Michaelia Cash has written to the Registered Organisations Commission suggesting it refer leaks surrounding its raids on the Australian Workers Union office to the federal police.
The Employment Minister faced increasing calls for her resignation Thursday after it emerged on Wednesday that, despite repeated denials, someone from her office informed media that the AFP was set to raid Opposition Leader Bill Shorten’s former union, the AWU.
Fronting a parliamentary hearing on Wednesday morning, Senator Cash denied five times that the media tip-offs originated from her office.
By Wednesday night – having earlier said she was “frankly offended” by the allegation – she confirmed one of her media advisers had quit over the leak.
Senator Cash tabled a letter before a Senate estimates committee on Thursday morning that she wrote to the ROC after her staffer’s resignation.
“I do not have the power to direct you in relation to such a matter, however one course of action which I would ask you to consider is referring the matter to the Australian Federal Police,” she read from her letter.
Senator Cash faced intense grilling from Labor Senator Doug Cameron for a second day as he pushed the minister to clarify who in her office had prior knowledge of the raid and who was involved with leaking details to media.
“No one knew what this particular media adviser had done,” she said of her other staff members.
The Senate committee also sought to establish why Senator Cash was unable to contact her former media adviser on Wednesday, given a Fairfax journalist claimed he had no trouble phoning the staff member in question.
Michaelia Cash says she was unable to get on to the staffer who resigned last night.
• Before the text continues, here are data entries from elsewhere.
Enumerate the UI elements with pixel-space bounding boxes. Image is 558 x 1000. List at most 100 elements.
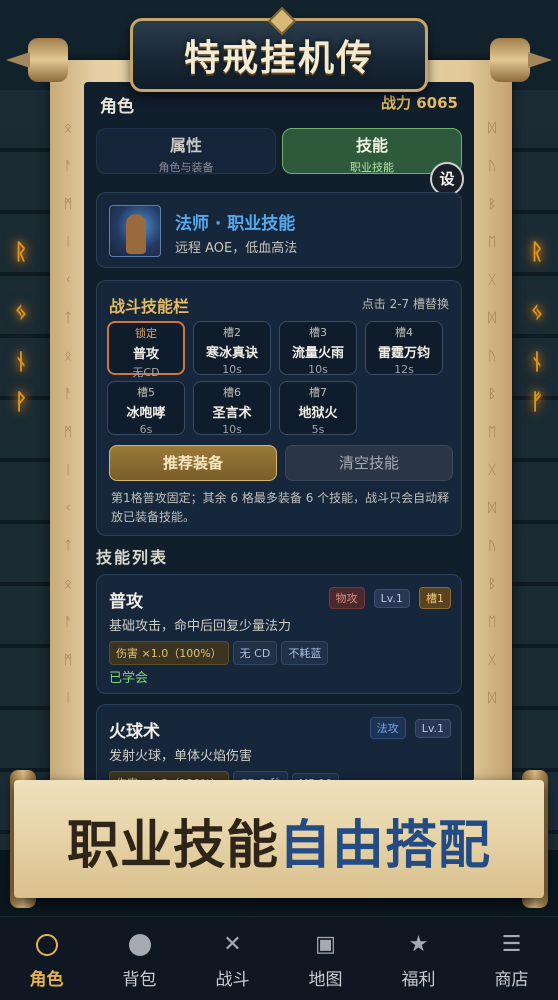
slot-skill-name: 圣言术 xyxy=(212,406,252,421)
class-card: 法师 · 职业技能 远程 AOE，低血高法 xyxy=(96,192,462,268)
nav-item-bag[interactable]: 背包 xyxy=(93,917,186,1000)
skill-slot-1[interactable]: 锁定 普攻 无CD xyxy=(107,321,185,379)
character-panel: 角色 战力 6065 属性 角色与装备 技能 职业技能 设 法师 · 职业技能 … xyxy=(84,82,474,782)
slot-skill-name: 普攻 xyxy=(132,347,159,362)
nav-label: 福利 xyxy=(401,970,436,990)
skill-slot-4[interactable]: 槽4 雷霆万钧 12s xyxy=(365,321,443,376)
settings-button[interactable]: 设 xyxy=(430,162,464,196)
skill-name: 火球术 xyxy=(109,722,160,742)
skill-name: 普攻 xyxy=(109,592,143,612)
skill-slot-badge: 槽1 xyxy=(419,587,451,609)
scroll-glyphs-right: ᛞᚢᛒᛖᚷᛞᚢᛒᛖᚷᛞᚢᛒᛖᚷᛞ xyxy=(488,121,496,706)
scroll-roller-right xyxy=(490,38,530,82)
slot-label: 槽2 xyxy=(223,326,241,339)
slot-label: 槽5 xyxy=(137,386,155,399)
tab-attributes-label: 属性 xyxy=(169,136,202,155)
game-title-banner: 特戒挂机传 xyxy=(130,18,428,92)
circle-filled-icon xyxy=(93,925,186,965)
slot-label: 槽3 xyxy=(309,326,327,339)
skill-type-badge: 物攻 xyxy=(328,587,365,609)
glowing-rune-icon: ᚾ xyxy=(14,350,28,375)
glowing-rune-icon: ᛃ xyxy=(14,300,28,325)
skill-tags: 法攻 Lv.1 xyxy=(366,717,451,739)
bottom-nav: 角色 背包 ✕ 战斗 ▣ 地图 ★ 福利 ☰ 商店 xyxy=(0,916,558,1000)
nav-item-welfare[interactable]: ★ 福利 xyxy=(372,917,465,1000)
skill-slot-5[interactable]: 槽5 冰咆哮 6s xyxy=(107,381,185,436)
slot-skill-name: 流量火雨 xyxy=(291,346,344,361)
mana-chip: 不耗蓝 xyxy=(281,641,329,665)
glowing-rune-icon: ᚱ xyxy=(14,240,28,265)
skill-slot-2[interactable]: 槽2 寒冰真诀 10s xyxy=(193,321,271,376)
damage-chip: 伤害 ×1.0（100%） xyxy=(109,641,229,665)
nav-item-character[interactable]: 角色 xyxy=(0,917,93,1000)
skillbar-title: 战斗技能栏 xyxy=(109,297,190,316)
scroll-roller-left xyxy=(28,38,68,82)
cooldown-chip: 无 CD xyxy=(232,641,278,665)
section-title: 角色 xyxy=(100,97,134,117)
slot-skill-name: 冰咆哮 xyxy=(126,406,166,421)
recommend-equip-button[interactable]: 推荐装备 xyxy=(109,445,277,481)
slot-label: 槽7 xyxy=(309,386,327,399)
skill-slot-3[interactable]: 槽3 流量火雨 10s xyxy=(279,321,357,376)
class-desc: 远程 AOE，低血高法 xyxy=(175,241,298,256)
square-icon: ▣ xyxy=(315,932,336,957)
learned-status: 已学会 xyxy=(109,671,149,686)
nav-item-shop[interactable]: ☰ 商店 xyxy=(465,917,558,1000)
glowing-rune-icon: ᚱ xyxy=(530,240,544,265)
promo-banner-text: 职业技能 自由搭配 xyxy=(40,800,518,880)
menu-icon: ☰ xyxy=(501,932,522,957)
nav-label: 角色 xyxy=(29,970,64,990)
skill-stats: 伤害 ×1.0（100%）无 CD 不耗蓝 xyxy=(109,641,332,665)
skill-tags: 物攻 Lv.1 槽1 xyxy=(325,587,451,609)
promo-text-part2: 自由搭配 xyxy=(279,815,492,876)
skill-slot-6[interactable]: 槽6 圣言术 10s xyxy=(193,381,271,436)
skillbar-hint: 点击 2-7 槽替换 xyxy=(361,297,449,311)
tab-attributes[interactable]: 属性 角色与装备 xyxy=(96,128,276,174)
nav-item-map[interactable]: ▣ 地图 xyxy=(279,917,372,1000)
skill-level-badge: Lv.1 xyxy=(373,589,410,608)
nav-label: 地图 xyxy=(308,970,343,990)
slot-label: 槽4 xyxy=(395,326,413,339)
class-name: 法师 · 职业技能 xyxy=(175,214,296,234)
nav-label: 背包 xyxy=(122,970,157,990)
glowing-rune-icon: ᛃ xyxy=(530,300,544,325)
glowing-rune-icon: ᚹ xyxy=(14,390,28,415)
slot-skill-name: 寒冰真诀 xyxy=(205,346,258,361)
nav-label: 商店 xyxy=(494,970,529,990)
slot-cooldown: 10s xyxy=(222,423,242,436)
combat-skill-bar: 战斗技能栏 点击 2-7 槽替换 锁定 普攻 无CD 槽2 寒冰真诀 10s 槽… xyxy=(96,280,462,536)
glowing-rune-icon: ᚾ xyxy=(530,350,544,375)
scroll-glyphs-left: ᛟᚨᛗᛁᚲᛏᛟᚨᛗᛁᚲᛏᛟᚨᛗᛁ xyxy=(64,121,72,706)
slot-cooldown: 5s xyxy=(311,423,325,436)
skill-desc: 发射火球，单体火焰伤害 xyxy=(109,749,253,764)
tab-skills-label: 技能 xyxy=(355,136,388,155)
nav-label: 战斗 xyxy=(215,970,250,990)
skill-card-fireball[interactable]: 火球术 法攻 Lv.1 发射火球，单体火焰伤害 伤害 ×1.2（120%）CD … xyxy=(96,704,462,782)
promo-text-part1: 职业技能 xyxy=(66,815,279,876)
slot-skill-name: 雷霆万钧 xyxy=(377,346,430,361)
slot-cooldown: 无CD xyxy=(132,366,160,379)
skill-list-title: 技能列表 xyxy=(96,548,169,567)
cross-icon: ✕ xyxy=(223,932,242,957)
slot-cooldown: 10s xyxy=(222,363,242,376)
slot-label: 锁定 xyxy=(135,327,157,340)
skill-desc: 基础攻击，命中后回复少量法力 xyxy=(109,619,292,634)
skillbar-note: 第1格普攻固定；其余 6 格最多装备 6 个技能，战斗只会自动释放已装备技能。 xyxy=(111,491,450,524)
circle-outline-icon xyxy=(0,925,93,965)
slot-cooldown: 12s xyxy=(394,363,414,376)
slot-label: 槽6 xyxy=(223,386,241,399)
star-icon: ★ xyxy=(408,932,429,957)
slot-skill-name: 地狱火 xyxy=(298,406,338,421)
glowing-rune-icon: ᚠ xyxy=(530,390,544,415)
skill-slot-7[interactable]: 槽7 地狱火 5s xyxy=(279,381,357,436)
nav-item-battle[interactable]: ✕ 战斗 xyxy=(186,917,279,1000)
mage-avatar xyxy=(109,205,161,257)
clear-skills-button[interactable]: 清空技能 xyxy=(285,445,453,481)
skill-type-badge: 法攻 xyxy=(369,717,406,739)
skill-card-basic-attack[interactable]: 普攻 物攻 Lv.1 槽1 基础攻击，命中后回复少量法力 伤害 ×1.0（100… xyxy=(96,574,462,694)
combat-power: 战力 6065 xyxy=(381,94,458,112)
slot-cooldown: 10s xyxy=(308,363,328,376)
game-title: 特戒挂机传 xyxy=(183,38,374,79)
slot-cooldown: 6s xyxy=(139,423,153,436)
skill-level-badge: Lv.1 xyxy=(414,719,451,738)
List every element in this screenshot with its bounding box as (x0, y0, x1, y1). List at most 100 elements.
Funny, I got through to him pretty easily.
— Adam Gartrell (@adamgartrell) October 25, 2017
The political chaos for the Turnbull government comes with the High Court set to rule on the eligibility of Deputy PM Barnaby Joyce on Friday afternoon.
Senator Cash maintained she had calls Wednesday night and Thursday, but had been unable to contact the staffer and clarify what he told media.
She said she told her chief of staff to ask the former media adviser to meet with her in her office Thursday afternoon.
Senator Cash defended the bravery of her staff member for admitting to his actions, saying it was brave of her aide to admit what he did and lose his employment, “unlike others who lie every day of the week”.
Calls for resignation
Labor’s manager of Opposition Business Tony Burke on Thursday morning repeated demands he made in Parliament late Wednesday night in which he demanded Senator Cash resign.
That call was echoed by Labor deputy leader Tanya Plibersek, who said ministers have resigned for “less than” what Senator Cash admitted Wednesday.
“It defies credulity that Senator Cash gave false information five times to the Senate and her staff said nothing,” she said.
Greens MP Adam Bandt described Senator Cash’s position as “untenable”.
Defence Industry Minister Christopher Pyne defended his colleague, telling reporters Senator Cash had been misled.
“Michaelia Cash told the Senate the truth and as soon as she found out that she’d been misled she corrected the record. Nnow that’s all all you can ask her to do in the circumstances and I think she’s done the right thing,” Mr Pyne said.
Independent Senator Nick Xenophon said Senator Cash should not resign, but there should be an inquiry into the scandal engulfing her office.
Senator Xenophon said Labor’s call for her to resign is unreasonable.
“[We were] Literally passing each other in the corridor and stairwell, and she said it had absolutely nothing to do with her office,” he told ABC radio.
ROC AWU raid
On Tuesday, more than 30 Australian Federal Police officers raided the Sydney and Melbourne offices of the AWU as part of the investigation into donations made by the union a decade ago to the left-wing activist group GetUp!.
Camera crews were waiting when the police arrived on Tuesday evening to seize documents.
The donations were made while Mr Shorten was AWU national secretary and it has been alleged the payments were not properly approved by the union’s national executive. Senator Cash referred the allegations to the recently established ROC for investigation.